157 Views Asked by At

New to pyspark and I need to do fuzzy match. Found that levenhenstein is a native function which can do that. I have a dataframe like this:

+----------------+----------------+ | col1| col2|
+----------------+----------------+ | apple| egg|
| mango| bread|
| banana| butter|

And an input list like ["apples","mango"]. I need to get all the (fuzzy) matches from col1 and input list.

I am using the following code:

input_array=["apples","mango"]
keyword_array=array([lit(x) for x in input_array])
keyword_string = array_join(keyword_array, "|")
result_df = df.filter(levenshtein("col1", keyword_string)<5)

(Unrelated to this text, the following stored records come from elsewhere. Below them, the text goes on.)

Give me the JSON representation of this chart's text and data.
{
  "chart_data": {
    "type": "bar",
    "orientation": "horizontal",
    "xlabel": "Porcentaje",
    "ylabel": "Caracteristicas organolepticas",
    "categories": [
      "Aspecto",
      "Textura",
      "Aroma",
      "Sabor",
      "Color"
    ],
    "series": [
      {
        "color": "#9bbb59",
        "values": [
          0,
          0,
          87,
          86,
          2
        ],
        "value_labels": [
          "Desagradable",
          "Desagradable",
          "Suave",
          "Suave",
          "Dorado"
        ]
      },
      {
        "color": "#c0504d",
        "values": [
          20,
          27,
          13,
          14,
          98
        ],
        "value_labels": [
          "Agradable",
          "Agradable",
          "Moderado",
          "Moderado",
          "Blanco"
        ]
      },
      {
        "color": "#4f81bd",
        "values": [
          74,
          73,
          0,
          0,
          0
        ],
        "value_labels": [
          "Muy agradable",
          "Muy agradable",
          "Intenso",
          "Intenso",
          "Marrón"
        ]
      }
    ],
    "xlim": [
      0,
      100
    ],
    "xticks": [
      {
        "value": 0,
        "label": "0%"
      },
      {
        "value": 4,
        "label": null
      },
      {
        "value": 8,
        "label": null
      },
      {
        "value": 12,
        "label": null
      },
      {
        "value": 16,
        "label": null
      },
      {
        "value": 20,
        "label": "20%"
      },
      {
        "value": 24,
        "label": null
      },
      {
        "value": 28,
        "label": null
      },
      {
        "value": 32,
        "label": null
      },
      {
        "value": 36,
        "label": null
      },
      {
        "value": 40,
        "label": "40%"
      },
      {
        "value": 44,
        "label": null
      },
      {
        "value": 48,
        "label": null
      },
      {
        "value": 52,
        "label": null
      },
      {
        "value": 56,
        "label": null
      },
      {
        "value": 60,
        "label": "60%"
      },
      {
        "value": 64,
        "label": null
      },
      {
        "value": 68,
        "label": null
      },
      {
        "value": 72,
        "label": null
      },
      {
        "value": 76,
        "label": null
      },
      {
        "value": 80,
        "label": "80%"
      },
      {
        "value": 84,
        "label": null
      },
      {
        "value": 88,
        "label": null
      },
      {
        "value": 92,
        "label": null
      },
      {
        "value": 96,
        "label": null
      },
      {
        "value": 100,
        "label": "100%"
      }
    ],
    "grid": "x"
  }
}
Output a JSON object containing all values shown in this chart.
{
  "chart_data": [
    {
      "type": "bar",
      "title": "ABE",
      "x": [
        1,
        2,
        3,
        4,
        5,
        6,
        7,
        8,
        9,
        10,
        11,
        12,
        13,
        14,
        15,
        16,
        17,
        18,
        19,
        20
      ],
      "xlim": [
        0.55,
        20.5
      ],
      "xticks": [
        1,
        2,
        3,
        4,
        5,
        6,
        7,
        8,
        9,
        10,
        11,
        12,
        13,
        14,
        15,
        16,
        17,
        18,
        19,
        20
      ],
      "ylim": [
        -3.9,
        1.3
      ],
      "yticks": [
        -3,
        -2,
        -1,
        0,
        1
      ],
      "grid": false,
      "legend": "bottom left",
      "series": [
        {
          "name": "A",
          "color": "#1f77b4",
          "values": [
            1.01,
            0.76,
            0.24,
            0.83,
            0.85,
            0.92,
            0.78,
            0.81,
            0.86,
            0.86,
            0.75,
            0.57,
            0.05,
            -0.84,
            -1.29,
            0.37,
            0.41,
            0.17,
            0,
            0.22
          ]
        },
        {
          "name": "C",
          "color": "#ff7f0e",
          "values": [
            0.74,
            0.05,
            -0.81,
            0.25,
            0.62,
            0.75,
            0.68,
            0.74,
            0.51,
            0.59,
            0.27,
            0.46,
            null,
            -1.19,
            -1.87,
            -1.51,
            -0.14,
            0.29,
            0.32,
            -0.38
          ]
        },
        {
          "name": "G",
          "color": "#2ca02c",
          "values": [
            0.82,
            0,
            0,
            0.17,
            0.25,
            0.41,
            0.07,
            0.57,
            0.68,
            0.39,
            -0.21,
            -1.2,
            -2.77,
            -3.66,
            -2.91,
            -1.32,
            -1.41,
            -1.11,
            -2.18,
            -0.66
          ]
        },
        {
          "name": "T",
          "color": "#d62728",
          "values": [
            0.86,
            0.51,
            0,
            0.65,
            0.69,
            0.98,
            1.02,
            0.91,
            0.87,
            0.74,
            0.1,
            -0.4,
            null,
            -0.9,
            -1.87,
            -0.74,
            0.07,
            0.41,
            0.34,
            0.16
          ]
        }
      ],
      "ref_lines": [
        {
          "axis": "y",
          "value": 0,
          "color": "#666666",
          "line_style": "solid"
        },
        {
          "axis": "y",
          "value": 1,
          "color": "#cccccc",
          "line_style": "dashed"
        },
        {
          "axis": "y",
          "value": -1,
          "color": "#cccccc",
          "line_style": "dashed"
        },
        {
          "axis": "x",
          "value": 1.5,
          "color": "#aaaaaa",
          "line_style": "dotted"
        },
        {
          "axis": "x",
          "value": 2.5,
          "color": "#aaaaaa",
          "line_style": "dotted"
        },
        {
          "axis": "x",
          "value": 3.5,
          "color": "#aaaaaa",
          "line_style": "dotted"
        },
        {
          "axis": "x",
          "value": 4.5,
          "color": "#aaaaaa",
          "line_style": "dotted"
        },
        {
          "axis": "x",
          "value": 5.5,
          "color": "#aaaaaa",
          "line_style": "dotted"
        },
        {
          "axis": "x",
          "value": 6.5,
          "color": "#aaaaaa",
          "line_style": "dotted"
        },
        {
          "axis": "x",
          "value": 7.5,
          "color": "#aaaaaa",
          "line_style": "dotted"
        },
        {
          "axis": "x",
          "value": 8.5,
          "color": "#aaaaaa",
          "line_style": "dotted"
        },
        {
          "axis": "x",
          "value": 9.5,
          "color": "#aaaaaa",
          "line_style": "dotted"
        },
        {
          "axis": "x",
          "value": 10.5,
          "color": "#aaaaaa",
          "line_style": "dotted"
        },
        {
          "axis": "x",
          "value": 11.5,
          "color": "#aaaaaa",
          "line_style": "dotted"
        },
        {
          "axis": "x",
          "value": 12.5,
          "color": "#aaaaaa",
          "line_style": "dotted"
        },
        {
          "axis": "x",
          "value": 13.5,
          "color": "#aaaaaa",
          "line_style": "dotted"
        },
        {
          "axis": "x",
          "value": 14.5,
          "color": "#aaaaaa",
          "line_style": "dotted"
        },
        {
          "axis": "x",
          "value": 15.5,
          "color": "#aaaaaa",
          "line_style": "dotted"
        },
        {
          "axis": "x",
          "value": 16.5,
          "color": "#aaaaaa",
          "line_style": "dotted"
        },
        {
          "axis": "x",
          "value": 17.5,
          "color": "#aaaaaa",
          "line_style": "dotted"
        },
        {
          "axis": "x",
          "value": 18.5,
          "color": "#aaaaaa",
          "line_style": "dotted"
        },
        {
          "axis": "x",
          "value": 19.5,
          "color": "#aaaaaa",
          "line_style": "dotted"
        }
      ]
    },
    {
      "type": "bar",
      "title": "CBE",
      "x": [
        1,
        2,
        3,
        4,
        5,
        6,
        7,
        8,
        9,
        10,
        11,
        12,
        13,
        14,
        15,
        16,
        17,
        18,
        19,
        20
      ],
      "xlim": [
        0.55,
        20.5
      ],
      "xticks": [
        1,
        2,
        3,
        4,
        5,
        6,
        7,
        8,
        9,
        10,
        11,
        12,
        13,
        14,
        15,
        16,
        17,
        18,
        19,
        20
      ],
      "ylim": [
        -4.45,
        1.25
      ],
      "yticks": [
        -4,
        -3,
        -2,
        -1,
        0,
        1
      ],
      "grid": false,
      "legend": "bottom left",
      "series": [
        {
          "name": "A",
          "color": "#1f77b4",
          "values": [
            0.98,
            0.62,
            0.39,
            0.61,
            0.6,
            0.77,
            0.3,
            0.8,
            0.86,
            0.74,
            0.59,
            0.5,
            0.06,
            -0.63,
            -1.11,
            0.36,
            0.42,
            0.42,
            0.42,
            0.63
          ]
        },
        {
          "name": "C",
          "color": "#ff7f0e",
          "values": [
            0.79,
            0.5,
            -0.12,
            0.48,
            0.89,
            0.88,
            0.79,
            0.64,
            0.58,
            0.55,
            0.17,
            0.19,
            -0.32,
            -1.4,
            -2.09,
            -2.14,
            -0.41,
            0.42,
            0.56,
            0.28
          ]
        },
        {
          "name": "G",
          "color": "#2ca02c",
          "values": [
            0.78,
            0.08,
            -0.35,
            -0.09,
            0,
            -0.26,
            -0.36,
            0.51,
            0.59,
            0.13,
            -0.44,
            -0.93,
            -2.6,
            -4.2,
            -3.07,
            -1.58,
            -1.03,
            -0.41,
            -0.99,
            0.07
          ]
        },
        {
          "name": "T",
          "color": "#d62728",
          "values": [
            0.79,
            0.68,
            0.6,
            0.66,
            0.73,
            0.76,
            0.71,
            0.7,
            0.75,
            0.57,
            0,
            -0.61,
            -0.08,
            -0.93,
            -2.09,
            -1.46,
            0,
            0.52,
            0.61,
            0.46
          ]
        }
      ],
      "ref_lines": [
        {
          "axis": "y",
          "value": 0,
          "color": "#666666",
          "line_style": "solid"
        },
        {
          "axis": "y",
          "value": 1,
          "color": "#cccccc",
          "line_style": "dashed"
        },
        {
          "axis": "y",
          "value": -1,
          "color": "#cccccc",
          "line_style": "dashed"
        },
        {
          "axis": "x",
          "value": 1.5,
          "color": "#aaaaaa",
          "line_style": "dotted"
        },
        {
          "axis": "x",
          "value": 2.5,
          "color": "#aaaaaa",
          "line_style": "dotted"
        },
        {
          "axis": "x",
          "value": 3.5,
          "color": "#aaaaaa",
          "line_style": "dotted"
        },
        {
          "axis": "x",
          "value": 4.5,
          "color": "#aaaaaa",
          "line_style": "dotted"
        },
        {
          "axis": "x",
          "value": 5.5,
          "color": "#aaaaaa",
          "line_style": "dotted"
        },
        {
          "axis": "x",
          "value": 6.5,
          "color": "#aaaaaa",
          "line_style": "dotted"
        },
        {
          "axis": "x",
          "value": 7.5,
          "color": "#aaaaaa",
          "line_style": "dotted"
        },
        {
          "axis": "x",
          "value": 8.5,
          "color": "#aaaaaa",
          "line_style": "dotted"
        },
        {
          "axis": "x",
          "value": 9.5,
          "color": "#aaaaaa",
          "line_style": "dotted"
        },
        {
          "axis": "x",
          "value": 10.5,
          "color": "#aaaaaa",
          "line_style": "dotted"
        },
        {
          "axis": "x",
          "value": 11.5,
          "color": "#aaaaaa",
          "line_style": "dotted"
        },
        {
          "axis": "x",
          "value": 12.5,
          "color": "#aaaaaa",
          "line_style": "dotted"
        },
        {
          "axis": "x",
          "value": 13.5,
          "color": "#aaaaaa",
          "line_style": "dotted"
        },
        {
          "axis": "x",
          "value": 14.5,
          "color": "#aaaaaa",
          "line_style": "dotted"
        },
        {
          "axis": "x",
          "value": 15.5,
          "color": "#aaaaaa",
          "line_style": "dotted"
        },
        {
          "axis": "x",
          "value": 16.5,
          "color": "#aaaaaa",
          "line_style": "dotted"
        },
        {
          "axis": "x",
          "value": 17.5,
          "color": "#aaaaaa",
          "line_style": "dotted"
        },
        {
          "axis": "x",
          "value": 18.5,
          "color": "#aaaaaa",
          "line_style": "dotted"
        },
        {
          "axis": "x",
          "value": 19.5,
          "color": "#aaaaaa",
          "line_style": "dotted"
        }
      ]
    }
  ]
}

levenshtein can only have parameters both as column or second one can be string. This code does not give any error, but it also does not give any result also(result_df.show() shows empty dataframe). Can anyone let me know what I am doing wrong in this or the best approach to achieve this?

1

There are 1 best solutions below

1
notNull On

You are not getting any row qualified for the filter condition.

Example:

df = spark.createDataFrame([('apple','egg'),('mango','bread'),('banana','butter')],['col1','col2'])
input_array=["apples","mango"]

keyword_array=array([lit(x) for x in input_array])
keyword_string = array_join(keyword_array, "|")
df.withColumn("keyword_tmp",keyword_string).\
withColumn('distance',levenshtein("col1", "tmp")).show(10,False)
#+------+------+------------+--------+
#|col1  |col2  |keyword_tmp |distance|
#+------+------+------------+--------+
#|apple |egg   |apples|mango|7       |
#|mango |bread |apples|mango|7       |
#|banana|butter|apples|mango|10      |
#+------+------+------------+--------+

As shown above the distance shows 7 but your filter condition has the distance of <5.

Change your filter condition to result_df = df.filter(levenshtein("col1", keyword_string)<8) to get your result.